Closing from work today with the good feeling I had held in my gut all day still being there, I finally had time for my phone. I connected to the internet and watched my phone light up with alerts and delayed notifications. I mindlessly scrolled through the cluster, until a notification from my high school best friend struck me. She said she had a dream where she had been so upset and I came from nowhere to make her smile. She ended the message with an “I miss you” that failed to hide the overall moody tone of her entire message, even though it held elements of casual banter. Initially I felt flattered by the message considering I hadn’t seen her in over 4 years and the only form of communication we have maintained was over countless “when are we hanging out?“ texts and phone calls that never fruited into anything, even though we both lived in Minnesota, but a few minutes later my chirpy mood took a nose-dive. My lower insides suddenly began to cramp and I could feel an aching knot forming in my chest. I re-read her message and noticed it not only held a hint of a girl struggling to keep things together but an unmistakable hint of loneliness.
It reminded me of all the times I saw her update cryptic status messages that implied an unhealthy frame of mind and ignored it or how I completely forgot my current best friend’s birthday or how more recently I defensively accused my sister of becoming a nag because she asked me why I never come home, call our parents or ask to see them, even though I’m barely an hour away. Even worse, suddenly it occurred to me I always blamed everyone but myself for my mood episodes on days I felt depressed and alone. I blamed everyone else for not asking to see, call or text me. I convinced myself, with excuses like “distance”, “growing-up”, “moving on” or that everyone else “changed”. I was convinced it made me a better, more independent forward thinking person. I failed to see the reality of how much I had actually given up on these people that genuinely cared, In a misguided attempt to find comfort in my own company, in my so-called process of becoming a better person.
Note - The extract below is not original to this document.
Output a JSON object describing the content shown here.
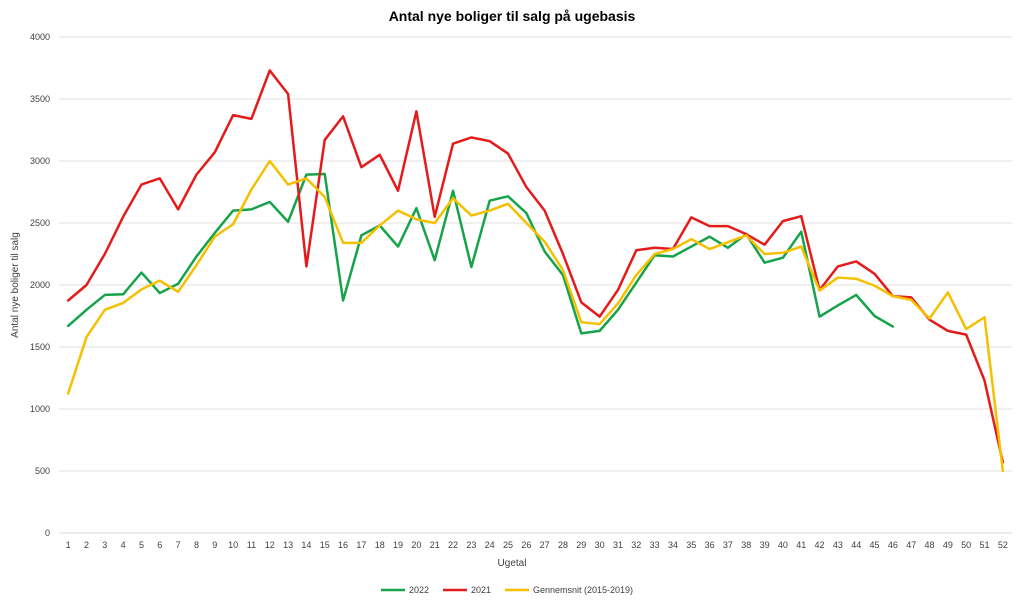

With a new perspective of myself, I suddenly missed who I used to be. When did I stop caring, have I always been like this and am I not too young to be losing sight of things that matter to me? This also begs the questions of how many times other people held claims like mine, proceeded to burn bridges and who they actually hurt when they did so.
I’m learning to understand that even though some bridges are genuinely burnt around us, sometimes we are the ones who collapse the pillars these bridges rest upon, we just fail to see or admit this. Simply put, sometimes, we are the only ones that grew distant, grew up, moved on and changed and this is foolishly done even to the people who love us, who have always known us and to whom we still mean or meant everything to at some point. If you read this to the end, please get in touch with everyone that pops up in your head, I’m looking at my contact list and I honestly don’t even know where to start.